Partiler arasındaki ittifaklar bunun dışında bir şey. Biz bu görüşmelerin artık zaman kaybı olduğunu düşünüyoruz. Muhataplarımız açısından da zaman kaybı olduğunu düşünüyoruz, buradan bir şey çıkmaz.
Birliğe gerçekten bir ihtiyaç olduğunu düşünmüyor musunuz? Emekçilerin bu yönde bir istemi olduğunu düşünmüyor musunuz? Ya da "Seçimlere TKP olarak girmekle" birlik ihtiyacının önüne geçmiş olmuyor musunuz?

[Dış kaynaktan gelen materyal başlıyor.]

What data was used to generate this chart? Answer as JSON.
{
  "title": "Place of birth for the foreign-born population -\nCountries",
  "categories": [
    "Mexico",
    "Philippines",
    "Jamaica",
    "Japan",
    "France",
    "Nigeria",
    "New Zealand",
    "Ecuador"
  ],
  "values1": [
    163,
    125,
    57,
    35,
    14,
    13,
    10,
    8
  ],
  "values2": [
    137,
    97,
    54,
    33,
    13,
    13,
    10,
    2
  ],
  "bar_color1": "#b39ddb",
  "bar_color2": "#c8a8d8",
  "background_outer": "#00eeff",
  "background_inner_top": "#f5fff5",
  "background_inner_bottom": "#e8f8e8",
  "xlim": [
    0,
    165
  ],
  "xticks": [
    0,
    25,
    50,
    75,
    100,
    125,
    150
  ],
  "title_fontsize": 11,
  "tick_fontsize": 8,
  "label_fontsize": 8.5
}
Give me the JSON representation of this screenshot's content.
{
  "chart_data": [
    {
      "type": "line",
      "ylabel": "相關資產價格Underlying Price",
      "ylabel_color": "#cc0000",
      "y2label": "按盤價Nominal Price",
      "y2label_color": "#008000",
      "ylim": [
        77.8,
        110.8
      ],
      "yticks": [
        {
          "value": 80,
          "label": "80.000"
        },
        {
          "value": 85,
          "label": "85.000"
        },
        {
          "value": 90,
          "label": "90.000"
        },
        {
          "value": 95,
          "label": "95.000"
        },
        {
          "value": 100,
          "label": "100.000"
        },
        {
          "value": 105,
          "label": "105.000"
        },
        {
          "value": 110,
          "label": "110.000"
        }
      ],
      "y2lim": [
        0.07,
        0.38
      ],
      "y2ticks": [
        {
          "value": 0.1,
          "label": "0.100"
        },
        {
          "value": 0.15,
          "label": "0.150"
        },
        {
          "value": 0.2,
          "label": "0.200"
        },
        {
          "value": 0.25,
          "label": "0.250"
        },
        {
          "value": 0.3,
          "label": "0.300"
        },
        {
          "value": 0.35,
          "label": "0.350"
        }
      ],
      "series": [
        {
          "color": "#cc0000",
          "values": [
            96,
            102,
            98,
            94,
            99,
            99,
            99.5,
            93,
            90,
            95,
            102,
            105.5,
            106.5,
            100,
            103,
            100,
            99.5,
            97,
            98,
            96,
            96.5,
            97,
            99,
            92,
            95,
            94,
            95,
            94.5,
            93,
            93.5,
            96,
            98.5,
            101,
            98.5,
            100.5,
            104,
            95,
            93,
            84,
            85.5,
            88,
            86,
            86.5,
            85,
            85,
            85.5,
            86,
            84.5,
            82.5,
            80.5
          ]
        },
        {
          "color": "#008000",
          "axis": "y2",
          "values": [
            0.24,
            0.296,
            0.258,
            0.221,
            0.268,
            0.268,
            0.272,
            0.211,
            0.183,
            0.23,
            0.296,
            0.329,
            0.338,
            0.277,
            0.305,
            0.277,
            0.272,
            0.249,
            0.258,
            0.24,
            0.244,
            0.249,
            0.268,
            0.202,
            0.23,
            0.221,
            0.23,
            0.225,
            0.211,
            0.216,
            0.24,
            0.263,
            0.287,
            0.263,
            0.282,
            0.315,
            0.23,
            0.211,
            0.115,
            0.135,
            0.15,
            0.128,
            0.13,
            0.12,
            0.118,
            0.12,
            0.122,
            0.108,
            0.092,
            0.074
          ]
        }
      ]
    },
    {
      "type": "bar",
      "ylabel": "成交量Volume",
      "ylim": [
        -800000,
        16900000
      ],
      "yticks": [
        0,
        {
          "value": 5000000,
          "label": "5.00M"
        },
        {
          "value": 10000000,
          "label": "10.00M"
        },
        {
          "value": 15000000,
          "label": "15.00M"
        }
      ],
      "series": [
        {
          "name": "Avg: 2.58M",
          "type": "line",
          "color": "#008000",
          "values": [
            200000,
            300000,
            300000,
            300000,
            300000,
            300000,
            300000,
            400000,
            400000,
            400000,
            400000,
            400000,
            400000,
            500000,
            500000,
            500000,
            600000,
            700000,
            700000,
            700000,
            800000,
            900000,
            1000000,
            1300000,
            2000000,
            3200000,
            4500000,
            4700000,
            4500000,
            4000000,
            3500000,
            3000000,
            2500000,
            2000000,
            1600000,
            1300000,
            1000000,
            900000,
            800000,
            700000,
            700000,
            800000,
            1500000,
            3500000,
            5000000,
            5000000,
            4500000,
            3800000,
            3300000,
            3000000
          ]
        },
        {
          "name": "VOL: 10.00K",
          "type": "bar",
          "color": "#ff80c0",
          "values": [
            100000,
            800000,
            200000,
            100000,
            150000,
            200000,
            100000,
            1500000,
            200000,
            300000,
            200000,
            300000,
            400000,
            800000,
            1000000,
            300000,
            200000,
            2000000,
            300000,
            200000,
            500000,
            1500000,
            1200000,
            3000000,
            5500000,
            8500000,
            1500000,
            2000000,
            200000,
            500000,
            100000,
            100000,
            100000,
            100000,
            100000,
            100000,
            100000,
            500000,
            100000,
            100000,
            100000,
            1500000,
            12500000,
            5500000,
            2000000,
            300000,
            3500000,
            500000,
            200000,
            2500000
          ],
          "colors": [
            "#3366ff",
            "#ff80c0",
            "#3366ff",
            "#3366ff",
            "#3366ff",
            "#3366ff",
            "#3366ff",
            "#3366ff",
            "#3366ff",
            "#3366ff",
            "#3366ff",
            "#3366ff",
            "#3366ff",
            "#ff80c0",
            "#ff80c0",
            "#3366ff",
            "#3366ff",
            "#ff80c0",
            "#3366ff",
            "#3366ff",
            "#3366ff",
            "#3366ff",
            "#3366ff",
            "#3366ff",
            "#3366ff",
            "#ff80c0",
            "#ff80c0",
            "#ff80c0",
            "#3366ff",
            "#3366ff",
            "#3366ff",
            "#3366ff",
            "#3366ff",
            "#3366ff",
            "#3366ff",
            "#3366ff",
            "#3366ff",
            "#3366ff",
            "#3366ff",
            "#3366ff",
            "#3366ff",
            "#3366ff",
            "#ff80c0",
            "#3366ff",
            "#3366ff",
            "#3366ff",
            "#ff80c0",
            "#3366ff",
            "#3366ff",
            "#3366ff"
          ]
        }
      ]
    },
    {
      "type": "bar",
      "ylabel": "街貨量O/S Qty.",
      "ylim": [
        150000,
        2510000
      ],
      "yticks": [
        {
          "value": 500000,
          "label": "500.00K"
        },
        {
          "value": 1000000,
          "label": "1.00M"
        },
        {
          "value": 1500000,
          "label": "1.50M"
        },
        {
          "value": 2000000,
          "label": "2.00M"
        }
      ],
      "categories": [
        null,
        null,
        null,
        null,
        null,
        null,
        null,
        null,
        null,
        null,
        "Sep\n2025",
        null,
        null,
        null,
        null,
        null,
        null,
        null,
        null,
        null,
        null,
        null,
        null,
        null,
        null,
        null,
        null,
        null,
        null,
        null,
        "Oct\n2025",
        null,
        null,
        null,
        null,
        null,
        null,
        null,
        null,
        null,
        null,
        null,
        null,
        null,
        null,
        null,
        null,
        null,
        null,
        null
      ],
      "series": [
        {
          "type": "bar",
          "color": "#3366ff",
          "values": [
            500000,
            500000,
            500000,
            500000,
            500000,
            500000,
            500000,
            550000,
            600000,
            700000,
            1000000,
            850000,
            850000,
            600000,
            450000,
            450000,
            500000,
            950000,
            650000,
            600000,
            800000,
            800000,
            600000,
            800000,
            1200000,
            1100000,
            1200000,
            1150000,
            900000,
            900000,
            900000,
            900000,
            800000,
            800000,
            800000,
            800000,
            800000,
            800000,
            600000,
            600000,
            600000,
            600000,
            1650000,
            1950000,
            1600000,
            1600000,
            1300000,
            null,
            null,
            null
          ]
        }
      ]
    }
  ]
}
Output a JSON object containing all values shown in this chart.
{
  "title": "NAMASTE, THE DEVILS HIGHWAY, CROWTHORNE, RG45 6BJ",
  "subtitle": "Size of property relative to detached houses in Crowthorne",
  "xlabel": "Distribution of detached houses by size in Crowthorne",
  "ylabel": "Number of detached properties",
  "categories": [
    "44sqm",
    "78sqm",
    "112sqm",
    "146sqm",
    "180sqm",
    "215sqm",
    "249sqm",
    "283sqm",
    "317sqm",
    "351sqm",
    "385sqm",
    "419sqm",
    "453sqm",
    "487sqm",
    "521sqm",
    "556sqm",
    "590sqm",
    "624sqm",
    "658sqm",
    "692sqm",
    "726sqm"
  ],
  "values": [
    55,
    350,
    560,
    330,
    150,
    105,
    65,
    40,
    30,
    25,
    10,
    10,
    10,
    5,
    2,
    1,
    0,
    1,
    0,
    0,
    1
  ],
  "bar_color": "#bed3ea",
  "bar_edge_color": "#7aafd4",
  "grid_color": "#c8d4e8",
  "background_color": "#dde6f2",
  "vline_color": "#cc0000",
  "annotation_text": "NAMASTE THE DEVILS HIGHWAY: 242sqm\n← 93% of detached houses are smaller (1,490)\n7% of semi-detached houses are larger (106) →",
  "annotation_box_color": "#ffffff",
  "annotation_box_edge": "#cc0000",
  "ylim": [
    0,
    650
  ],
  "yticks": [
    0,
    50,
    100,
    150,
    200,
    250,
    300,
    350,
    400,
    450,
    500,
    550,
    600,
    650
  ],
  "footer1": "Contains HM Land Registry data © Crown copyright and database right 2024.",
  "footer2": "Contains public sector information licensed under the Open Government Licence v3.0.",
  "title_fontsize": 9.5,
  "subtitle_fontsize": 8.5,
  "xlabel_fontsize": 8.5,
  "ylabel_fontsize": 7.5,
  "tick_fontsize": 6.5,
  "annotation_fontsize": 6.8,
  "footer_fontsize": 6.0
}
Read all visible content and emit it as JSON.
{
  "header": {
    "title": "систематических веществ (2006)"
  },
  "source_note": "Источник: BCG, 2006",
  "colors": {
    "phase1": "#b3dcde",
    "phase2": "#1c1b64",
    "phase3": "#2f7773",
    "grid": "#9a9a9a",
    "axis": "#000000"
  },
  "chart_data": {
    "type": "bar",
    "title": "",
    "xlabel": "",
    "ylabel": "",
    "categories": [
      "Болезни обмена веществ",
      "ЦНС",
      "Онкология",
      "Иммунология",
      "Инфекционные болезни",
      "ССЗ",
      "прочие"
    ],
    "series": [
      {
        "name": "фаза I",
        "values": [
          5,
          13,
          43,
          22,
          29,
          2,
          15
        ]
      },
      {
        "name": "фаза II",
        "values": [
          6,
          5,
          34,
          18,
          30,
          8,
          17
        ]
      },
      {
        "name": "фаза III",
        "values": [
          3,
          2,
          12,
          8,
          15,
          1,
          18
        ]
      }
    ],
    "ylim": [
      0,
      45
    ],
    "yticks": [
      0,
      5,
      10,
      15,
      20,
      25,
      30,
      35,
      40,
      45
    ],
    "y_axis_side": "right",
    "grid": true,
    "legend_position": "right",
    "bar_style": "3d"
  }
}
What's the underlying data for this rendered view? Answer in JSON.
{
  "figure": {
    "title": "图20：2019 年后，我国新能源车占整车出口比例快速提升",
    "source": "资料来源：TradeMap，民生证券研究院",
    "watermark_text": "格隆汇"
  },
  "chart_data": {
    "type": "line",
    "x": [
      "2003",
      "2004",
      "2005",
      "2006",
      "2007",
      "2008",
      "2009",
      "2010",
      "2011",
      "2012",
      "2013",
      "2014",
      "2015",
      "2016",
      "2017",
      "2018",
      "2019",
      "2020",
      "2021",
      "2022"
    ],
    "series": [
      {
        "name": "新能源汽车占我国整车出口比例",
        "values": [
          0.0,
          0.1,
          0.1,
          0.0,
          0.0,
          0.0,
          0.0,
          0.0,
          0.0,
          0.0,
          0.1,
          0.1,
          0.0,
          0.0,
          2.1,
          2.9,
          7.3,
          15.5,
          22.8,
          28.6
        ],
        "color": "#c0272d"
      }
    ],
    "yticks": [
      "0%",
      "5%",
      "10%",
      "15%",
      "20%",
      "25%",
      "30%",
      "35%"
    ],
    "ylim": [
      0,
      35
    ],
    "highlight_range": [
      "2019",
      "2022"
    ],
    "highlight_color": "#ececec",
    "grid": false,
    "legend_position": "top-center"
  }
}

Bir şey için birlik oluşturursunuz. Ne diyeceğiz biz bu halka. Avrupa Birliği'ne ilişkin ne dediği belli olmayan ÖDP ile biz ne diyeceğiz. HADEP, "AB bizim için olmazsa olmaz koşuldur" diyor. Ne diyeceğiz? "Savaşa hayır", diyemiyor bugün HADEP. Birlikte ne diyeceğiz. Bunların hepsi güncel başlıklar. Orada burjuva partileri çok açık kendi ilkelerini savunurken, biz ortaklaşacağız, birlik olacağız, diye kendi ilkelerimizi bir kenara bırakacağız, birliği propaganda edeceğiz. Bu halk sormayacak mı bize? Niye birleştiniz, amacınız ne? (BB/NK)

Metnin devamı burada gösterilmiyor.